This doesn't give me correct answer ...Is this what you are getting or something else?

One integration constant is enough, you can take C1=1.

It looks correct, although I did not check the constants. So uv=ω², and ω=0 at θ=0. Find the constant, then calculate ω at θ=pi/2.

ehild

 

[Tanya Sharma]

One integration constant is enough, you can take C1=1.

It looks correct, although I did not check the constants. So uv=ω², and ω=0 at θ=0.

ehild

Constant C = 12g/L

ω² = 12g(1-cosθ)/[L(3sin²θ+1)] .This doesn't seem to be right.

Find the constant, then calculate ω at θ=pi/2.

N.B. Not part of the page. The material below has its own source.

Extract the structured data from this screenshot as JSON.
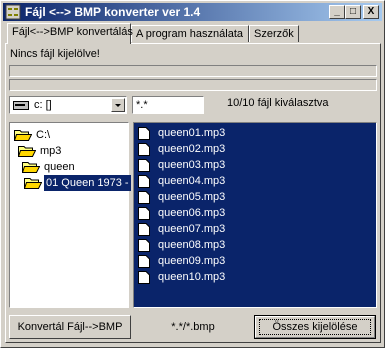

Why ? What has θ=pi/2 to do ?

 

[ehild]

Sorry, I thought you need the final velocity. Why do you think it is not right?

ehild

 

[Tanya Sharma]

So, $$ ω^2 = \frac{12g(1-cosθ)}{L(3sin^2θ+1)} $$ looks alright to you ?

And then

$$ v_{cm} = -\frac{L}{2}(\dotθsinθ) $$

gives $$ ω = -[\frac{3gL(1-cosθ)(sinθ)}{(3sin^2θ+1)}]^\frac{1}{2} $$

Is this fine ?

 

[ehild]

I got the same result with the energy method.

 

[Tanya Sharma]

Why are we getting a minus sign ?

 

[ehild]

So, $$ ω^2 = \frac{12g(1-cosθ)}{L(3sin^2θ+1)} $$ looks alright to you ?

I like it

And then

$$ v_{cm} = -\frac{L}{2}(\dotθsinθ) $$

gives $$ ω = -[\frac{3gL(1-cosθ)(sinθ)}{(3sin^2θ+1)}]^\frac{1}{2} $$

Is this fine ?

why minus? And you miss a factor of 2. $$ ω =2\sqrt{ \frac{3g(1-cosθ)}{L(3sin^2θ+1)} }$$

and Vcm=-ωsinθ L/2.

 

[Tanya Sharma]

Oh ! that was a typo..I meant

$$ v_{cm} = -[\frac{3gL(1-cosθ)(sinθ)}{(3sin^2θ+1)}]^\frac{1}{2} $$

Minus makes perfect sense...

 

[ehild]

Oh ! that was a typo..I meant

$$ v_{cm} = -[\frac{3gL(1-cosθ)(sinθ)}{(3sin^2θ+1)}]^\frac{1}{2} $$

Minus makes perfect sense...

$$ v_{cm} = -[\frac{3gL(1-cosθ)(sin^2θ)}{(3sin^2θ+1)}]^\frac{1}{2} $$
sinθ has to be squared if you pull it under the square root. But otherwise it is perfect:thumbs: Have a good rest, you deserve it.

ehild

 

[Tanya Sharma]

ehild...I am falling short of words to express my gratitude...All I will say is "THANK YOU ehild" .

You rock!

 

[ehild]

ehild...I am falling short of words to express my gratitude...All I will say is "THANK YOU ehild" .

You rock!

You are welcome. That was a challenging problem. I am also exhausted

ehild